Der Begriff „gewerbliches Unternehmen“ entspricht dem des Gewerbes iSd § 1. Ein gewerbliches Unternehmen wird allgemein angenommen, wenn eine erkennbar planmäßige, auf Dauer angelegte, selbständige, auf Gewinnerzielung ausgerichtete oder jedenfalls wirtschaftliche Tätigkeit am Markt unter Ausschluss freiberuflicher, wissenschaftlicher und künstlerischer Tätigkeit ausgeübt wird.“

(MüKoHGB/Thume, 4. Aufl. 2020, HGB § 407 Rn. 137, 138)

Genau hier wird es nun aber interessant.
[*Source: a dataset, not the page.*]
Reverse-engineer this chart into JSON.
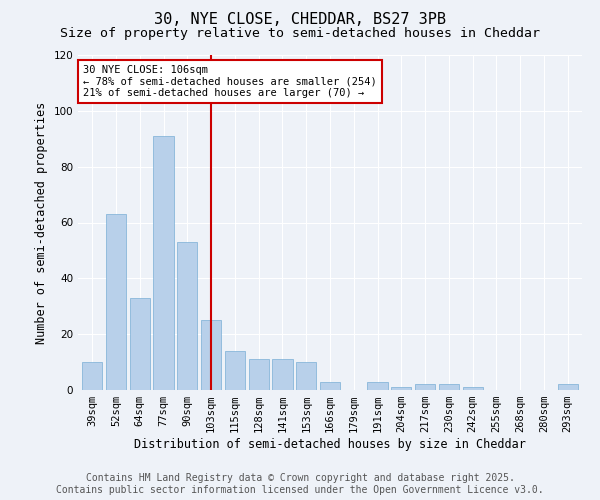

So wurde der Vereinsstatus des ADAC e.V. im Verfahren vor dem Amtsgericht München noch mit der Begründung aufrechterhalten, dass keine Gewinnerzielungsabsicht vorliegen würde.

Es bleibt daher spannend, wie der ADAC e.V. diese Argumentation aufrecht erhalten möchte ohne in Kollision mit den Vereinsrechtlichen Regelungen zu kommen. Insofern dürften im Ergebnis die Regelungen keine Anwendung finden und der ADAC e.V. ist vollumfänglich zu verurteilen.